The Zen of Climate Change

Fifteen of the world’s most well-known Buddhist leaders, potentially representing more than one billion adherents of the spiritual path of Buddhism around the globe, released a public statement on October 29, 2015, calling on world leaders to take urgent, meaningful steps to deal with planetary climate change. Among those those who signed the statement were the renowned Dalai Lama of Tibet and Vietnamese Zen Buddhist monk Thich Nhat Hanh.

“Together, humanity must act on the root causes of this environmental crisis, which is driven by our use of fossil fuels, unsustainable consumption patterns, lack of awareness, and lack of concern about the consequences of our actions,” the statement reads. “We call on world leaders to recognize and address our universal responsibility to protect the web of life for the benefit of all, now and for the future.”

This, I have to confess, sent my spirits soaring.
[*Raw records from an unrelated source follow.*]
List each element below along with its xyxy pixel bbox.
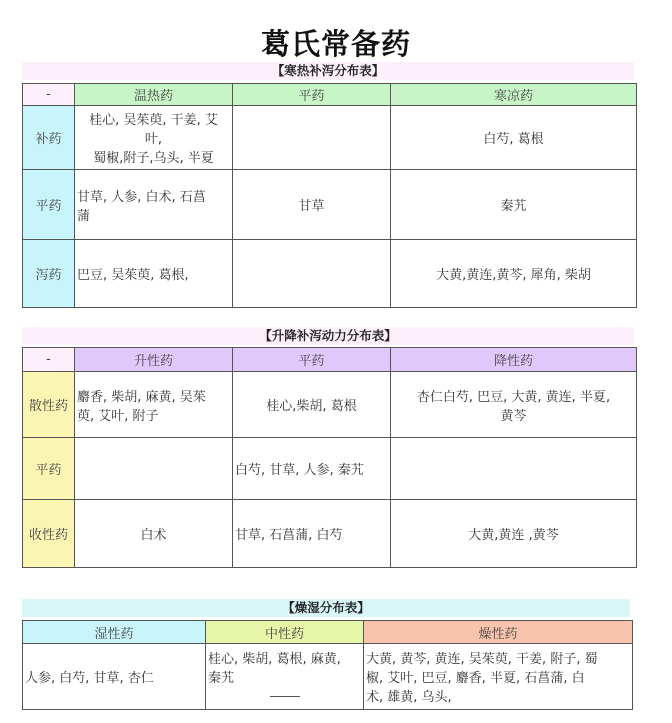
cell-line: 叶, <box>144 132 163 147</box>
table-row <box>23 500 637 568</box>
table-cell <box>391 438 637 500</box>
cell-line: 椒, 艾叶, 巴豆, 麝香, 半夏, 石菖蒲, 白 <box>366 671 585 686</box>
table-cell <box>206 644 364 710</box>
cell-line: 甘草 <box>298 199 325 214</box>
cell-line: 大黄, 黄芩, 黄连, 吴茱萸, 干姜, 附子, 蜀 <box>366 652 598 667</box>
column-header-neutral: 平药 <box>233 348 391 372</box>
table1-title: 【寒热补泻分布表】 <box>22 62 634 80</box>
row-header-tonify: 补药 <box>23 106 75 170</box>
table-row <box>23 240 637 308</box>
column-header-neutral: 中性药 <box>206 621 364 644</box>
table-cell <box>75 500 233 568</box>
cold-heat-table <box>22 83 637 308</box>
cell-line: 大黄,黄连,黄芩, 犀角, 柴胡 <box>436 268 591 283</box>
table-cell <box>233 106 391 170</box>
table-cell <box>23 644 206 710</box>
table-cell <box>233 372 391 438</box>
column-header-cold: 寒凉药 <box>391 84 637 106</box>
table-row <box>23 438 637 500</box>
column-header-damp: 湿性药 <box>23 621 206 644</box>
table-cell <box>233 500 391 568</box>
cell-line: 大黄,黄连 ,黄芩 <box>468 528 559 543</box>
table2-title: 【升降补泻动力分布表】 <box>22 327 634 345</box>
column-header-warm: 温热药 <box>75 84 233 106</box>
table-header-row <box>23 348 637 372</box>
table-cell <box>233 240 391 308</box>
dry-damp-table <box>22 620 633 710</box>
table-header-row <box>23 621 633 644</box>
cell-line: 巴豆, 吴茱萸, 葛根, <box>77 268 189 283</box>
cell-line: 麝香, 柴胡, 麻黄, 吴茱 <box>77 389 206 405</box>
table-cell <box>233 170 391 240</box>
column-header-ascending: 升性药 <box>75 348 233 372</box>
cell-line: 蒲 <box>77 208 91 224</box>
cell-line: 甘草, 石菖蒲, 白芍 <box>235 528 343 543</box>
table-cell <box>391 500 637 568</box>
row-header-dispersing: 散性药 <box>23 372 75 438</box>
cell-line: 萸, 艾叶, 附子 <box>77 408 159 424</box>
cell-line: 白芍, 甘草, 人参, 秦艽 <box>235 463 364 478</box>
table-row <box>23 106 637 170</box>
row-header-purge: 泻药 <box>23 240 75 308</box>
table-cell <box>391 106 637 170</box>
cell-line: 秦艽 <box>208 671 235 686</box>
table-cell <box>391 240 637 308</box>
corner-cell: - <box>23 348 75 372</box>
row-header-astringent: 收性药 <box>23 500 75 568</box>
cell-line: 秦艽 <box>500 199 527 214</box>
cell-line: 术, 雄黄, 乌头, <box>366 690 452 705</box>
column-header-neutral: 平药 <box>233 84 391 106</box>
row-header-neutral: 平药 <box>23 170 75 240</box>
cell-line: 杏仁白芍, 巴豆, 大黄, 黄连, 半夏, <box>416 390 611 405</box>
table-cell <box>391 372 637 438</box>
table-cell <box>75 240 233 308</box>
table-row <box>23 372 637 438</box>
table-cell <box>75 106 233 170</box>
cell-line: 人参, 白芍, 甘草, 杏仁 <box>25 671 154 686</box>
table-cell <box>75 438 233 500</box>
cell-line: 黄芩 <box>500 409 527 424</box>
cell-line: 桂心, 吴茱萸, 干姜, 艾 <box>89 113 218 128</box>
table-header-row <box>23 84 637 106</box>
cell-line: 蜀椒,附子,乌头, 半夏 <box>93 151 214 166</box>
table-cell <box>75 372 233 438</box>
ascend-descend-table <box>22 347 637 568</box>
column-header-descending: 降性药 <box>391 348 637 372</box>
table-row <box>23 170 637 240</box>
table-cell <box>364 644 633 710</box>
column-header-dry: 燥性药 <box>364 621 633 644</box>
table3-title: 【燥湿分布表】 <box>22 599 630 617</box>
cell-line: 白术 <box>140 528 167 543</box>
corner-cell: - <box>23 84 75 106</box>
table-cell <box>391 170 637 240</box>
underline-mark <box>208 686 361 701</box>
cell-line: 白芍, 葛根 <box>483 132 544 147</box>
cell-line: 桂心,柴胡, 葛根 <box>266 399 357 414</box>
cell-line: 甘草, 人参, 白术, 石菖 <box>77 189 206 205</box>
page-title: 葛氏常备药 <box>260 27 411 61</box>
table-cell <box>75 170 233 240</box>
table-row <box>23 644 633 710</box>
table-cell <box>233 438 391 500</box>
cell-line: 桂心, 柴胡, 葛根, 麻黄, <box>208 652 341 667</box>
row-header-neutral: 平药 <box>23 438 75 500</box>
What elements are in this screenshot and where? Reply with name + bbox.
It was a significant move that helped put Buddhists the world over on the right side of this issue, especially at this critical moment in human history. The statement by Buddhist leaders was obviously meant to influence the planned United Nations climate talks in Paris, France, and it was right on time.

It came on the heels of the Pope, representing the Catholic religion, making a similar pronouncement not long before. Finally, I thought, religious leaders are taking a stand for the Earth and getting their followers behind them. If we could get all of the world’s religious faiths and factions to do the same thing, we might actually have a chance at dealing with the ecosystem breakdowns and environmental disasters that have become all too common in recent years. We have indeed arrived at “a crucial crossroads where our survival and that of other species is at stake as a result of our actions,” according to the Buddhist statement, and the time to commit to action and follow it through is now facing us all.

The statement was also heartening in another sense for me: It showed how the notion of “engaged Buddhism”, a term coined and put into action by Thich Nhat Hanh during the American war on Vietnam decades ago, has taken root and been accepted by Buddhists of various factions and nationality on issues of international concern. People are coming together, recognizing a common destiny among humans and other living beings, and taking action to try to make positive change happen.

Engaged Buddhism, like the idea of liberation theology in Christianity, for me signifies a moving away from organized religions as enslavers of human thought and judgers of all things right and wrong. Religions have traditionally been safe, comfortable havens that deal only with matters of the spirit and getting a seat beside God in the hereafter. With planetary destruction on a level never seen before upon us today, religions are also showing that they can be houses of social change and urgent action on matters happening outside the temple doors — matters affecting every single living species on the Earth at a vital juncture in time.

Whether such bold steps by organized religions are too little, too late to save the planet at this point is something we will find out soon enough in the coming years. Yet it is a good start, and we should applaud those religious leaders, wherever they are, who dare to stand up and call for action. The world is full of problems at the moment and each problem is important to for us to deal with and try to resolve. But surely the biggest one of all, the survival of our own selves on our only home, has to rank at the top.

“Cultivating the insight of interbeing and compassion, we will be able to act out of love, not fear, to protect our planet,” the Buddhist statement reads. Yes. Love has to be the primary motivation here, and compassion and interconnectedness the practical tools we can use to help us move forward — right now, today — on the critical issue of global climate change.

More can be found here on the Buddhist response to global warming, a website providing plenty of useful resources with which to follow up and follow through.

Given the times we live in, the recent Buddhist leaders’ statement on climate change is truly impressive and inspiring. But it won’t mean a thing in the long run if leaders of other religious faiths and other Buddhist factions around the world do not step up to the plate and make a commitment on this as well. That’s where we all come in, working from the grassroots up to make sure that leaders everywhere get the message loud and clear and are emboldened to act. And act they must, for the sake of us all.